The Jewish religious leaders devised rules about leprosy that went beyond what was stated in the Scriptures, making life unnecessarily hard for the victims. For example, rabbinic regulations prohibited anyone from coming within 4 cubits, or about 6 feet (2 m), of a leper. But if a wind was blowing, no one was to come within 100 cubits, or about 150 feet (45 m). Certain Talmudists interpreted the Scriptural requirement that lepers live “outside the camp” to mean that they should be excluded from walled cities. Hence, one rabbi, when he saw a leper within a city, would throw stones at him and say: “Go to your place, and do not defile other people.”
How different was Jesus’ approach! Rather than chasing lepers away, he was willing to touch them—and even heal them.—Matthew 8:3.
On what grounds did Jewish religious leaders grant a divorce?
Divorce was a matter of debate among religious leaders in the first century C.E. Hence, on one occasion, some Pharisees challenged Jesus with this question: “Is it lawful for a man to divorce his wife on every sort of grounds?”—Matthew 19:3.

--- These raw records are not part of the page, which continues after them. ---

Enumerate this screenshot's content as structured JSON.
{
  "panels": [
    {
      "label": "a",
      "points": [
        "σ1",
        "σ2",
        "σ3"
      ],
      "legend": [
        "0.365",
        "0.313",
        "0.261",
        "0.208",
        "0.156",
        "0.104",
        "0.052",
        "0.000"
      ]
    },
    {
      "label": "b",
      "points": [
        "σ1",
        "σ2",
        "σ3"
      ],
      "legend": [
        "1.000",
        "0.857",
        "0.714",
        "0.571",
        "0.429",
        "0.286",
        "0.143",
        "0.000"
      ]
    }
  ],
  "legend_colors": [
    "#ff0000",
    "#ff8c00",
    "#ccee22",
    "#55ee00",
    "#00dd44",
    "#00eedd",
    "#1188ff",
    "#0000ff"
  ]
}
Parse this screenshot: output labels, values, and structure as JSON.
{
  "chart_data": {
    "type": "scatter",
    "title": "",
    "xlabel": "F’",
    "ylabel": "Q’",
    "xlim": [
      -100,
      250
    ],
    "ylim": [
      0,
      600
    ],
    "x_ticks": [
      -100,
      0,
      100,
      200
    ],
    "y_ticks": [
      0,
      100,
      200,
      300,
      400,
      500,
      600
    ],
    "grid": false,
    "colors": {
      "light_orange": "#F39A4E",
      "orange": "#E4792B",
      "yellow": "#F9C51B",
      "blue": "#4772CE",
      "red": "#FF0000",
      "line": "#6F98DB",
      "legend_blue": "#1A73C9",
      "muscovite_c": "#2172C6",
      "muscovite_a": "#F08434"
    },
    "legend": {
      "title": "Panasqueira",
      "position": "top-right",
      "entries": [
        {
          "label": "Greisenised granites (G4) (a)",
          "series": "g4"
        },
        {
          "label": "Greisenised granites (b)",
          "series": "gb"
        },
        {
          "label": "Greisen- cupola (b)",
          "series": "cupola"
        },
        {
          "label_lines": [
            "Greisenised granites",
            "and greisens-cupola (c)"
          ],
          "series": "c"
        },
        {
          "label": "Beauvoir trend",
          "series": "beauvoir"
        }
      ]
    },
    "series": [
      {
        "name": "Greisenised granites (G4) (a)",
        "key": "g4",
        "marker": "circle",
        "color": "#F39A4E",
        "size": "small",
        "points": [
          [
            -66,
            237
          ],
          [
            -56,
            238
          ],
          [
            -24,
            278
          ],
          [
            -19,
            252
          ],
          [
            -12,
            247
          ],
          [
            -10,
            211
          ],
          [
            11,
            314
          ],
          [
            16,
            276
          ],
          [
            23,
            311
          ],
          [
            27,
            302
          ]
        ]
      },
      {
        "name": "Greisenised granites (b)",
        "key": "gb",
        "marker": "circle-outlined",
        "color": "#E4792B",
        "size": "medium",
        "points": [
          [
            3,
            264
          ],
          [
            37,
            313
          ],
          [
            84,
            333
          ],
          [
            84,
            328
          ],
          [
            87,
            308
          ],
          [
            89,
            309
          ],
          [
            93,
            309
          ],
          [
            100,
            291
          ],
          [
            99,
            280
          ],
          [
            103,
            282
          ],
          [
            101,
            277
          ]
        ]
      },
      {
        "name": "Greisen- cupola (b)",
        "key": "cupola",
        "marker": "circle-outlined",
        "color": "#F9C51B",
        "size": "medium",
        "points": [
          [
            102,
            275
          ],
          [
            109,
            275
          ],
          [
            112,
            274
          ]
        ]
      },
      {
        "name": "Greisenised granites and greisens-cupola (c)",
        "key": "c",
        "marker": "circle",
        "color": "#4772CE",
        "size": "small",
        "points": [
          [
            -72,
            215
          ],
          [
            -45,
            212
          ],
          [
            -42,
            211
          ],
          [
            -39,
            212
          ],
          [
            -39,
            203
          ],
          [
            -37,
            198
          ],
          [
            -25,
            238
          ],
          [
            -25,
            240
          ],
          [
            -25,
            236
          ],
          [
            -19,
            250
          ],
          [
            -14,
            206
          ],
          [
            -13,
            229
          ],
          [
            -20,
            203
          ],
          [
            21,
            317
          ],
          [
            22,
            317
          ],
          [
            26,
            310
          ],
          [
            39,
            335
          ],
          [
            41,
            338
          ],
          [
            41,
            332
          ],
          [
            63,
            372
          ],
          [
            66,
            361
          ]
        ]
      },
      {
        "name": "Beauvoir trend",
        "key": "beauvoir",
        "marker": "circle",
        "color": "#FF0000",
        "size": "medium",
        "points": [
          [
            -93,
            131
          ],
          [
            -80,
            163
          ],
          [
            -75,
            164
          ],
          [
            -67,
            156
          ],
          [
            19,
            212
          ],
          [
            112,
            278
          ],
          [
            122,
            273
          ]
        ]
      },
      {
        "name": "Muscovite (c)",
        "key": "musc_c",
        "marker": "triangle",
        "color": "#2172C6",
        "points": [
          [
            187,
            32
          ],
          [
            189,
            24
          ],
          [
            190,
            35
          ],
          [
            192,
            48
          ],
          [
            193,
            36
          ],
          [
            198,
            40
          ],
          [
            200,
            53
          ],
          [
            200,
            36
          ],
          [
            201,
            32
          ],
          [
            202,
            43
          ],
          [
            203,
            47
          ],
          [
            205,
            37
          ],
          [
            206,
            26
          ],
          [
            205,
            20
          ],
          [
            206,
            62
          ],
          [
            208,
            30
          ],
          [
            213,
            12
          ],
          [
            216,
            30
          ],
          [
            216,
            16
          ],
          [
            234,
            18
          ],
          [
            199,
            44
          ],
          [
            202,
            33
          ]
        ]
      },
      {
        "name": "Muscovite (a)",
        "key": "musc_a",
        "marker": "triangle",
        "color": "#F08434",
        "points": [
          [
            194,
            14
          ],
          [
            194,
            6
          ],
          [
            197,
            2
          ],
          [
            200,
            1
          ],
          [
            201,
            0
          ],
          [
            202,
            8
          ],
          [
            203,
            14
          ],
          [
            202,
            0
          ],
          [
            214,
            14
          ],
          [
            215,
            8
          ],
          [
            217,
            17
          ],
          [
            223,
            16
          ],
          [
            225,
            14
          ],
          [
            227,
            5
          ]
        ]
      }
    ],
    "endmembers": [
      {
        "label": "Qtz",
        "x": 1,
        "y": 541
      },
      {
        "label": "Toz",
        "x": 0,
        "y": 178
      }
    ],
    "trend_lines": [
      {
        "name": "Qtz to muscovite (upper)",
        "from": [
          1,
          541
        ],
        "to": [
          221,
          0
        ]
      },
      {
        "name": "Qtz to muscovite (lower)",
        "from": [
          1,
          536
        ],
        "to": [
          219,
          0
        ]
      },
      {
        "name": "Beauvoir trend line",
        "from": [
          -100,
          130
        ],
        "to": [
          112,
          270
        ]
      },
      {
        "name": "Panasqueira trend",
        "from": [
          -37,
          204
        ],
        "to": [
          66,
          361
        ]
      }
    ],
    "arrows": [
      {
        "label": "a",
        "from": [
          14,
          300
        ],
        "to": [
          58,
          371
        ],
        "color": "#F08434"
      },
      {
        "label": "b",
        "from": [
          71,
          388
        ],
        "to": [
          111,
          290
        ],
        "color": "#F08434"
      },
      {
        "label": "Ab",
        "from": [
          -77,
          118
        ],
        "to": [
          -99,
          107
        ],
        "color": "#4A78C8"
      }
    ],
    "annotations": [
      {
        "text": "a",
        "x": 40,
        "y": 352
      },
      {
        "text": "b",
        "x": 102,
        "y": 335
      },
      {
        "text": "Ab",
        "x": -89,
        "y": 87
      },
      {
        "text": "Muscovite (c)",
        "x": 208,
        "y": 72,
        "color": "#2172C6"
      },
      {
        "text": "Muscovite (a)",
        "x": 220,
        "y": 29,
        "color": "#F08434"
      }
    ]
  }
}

The Mosaic Law permitted a man to divorce his wife if he “found something indecent about her.” (Deuteronomy 24:1) In Jesus’ time, there were two schools of rabbinic thought that held contrasting interpretations of the meaning of that law. Shammai, the more rigorous school, interpreted it to mean that the only valid reason for divorce was “unchastity,” that is, adultery. The School of Hillel, on the other hand, held that a man could legitimately divorce on grounds of any marital discord, no matter how small. According to the latter school, a man could divorce his wife if she so much as spoiled his dinner or if he found another woman whom he considered prettier.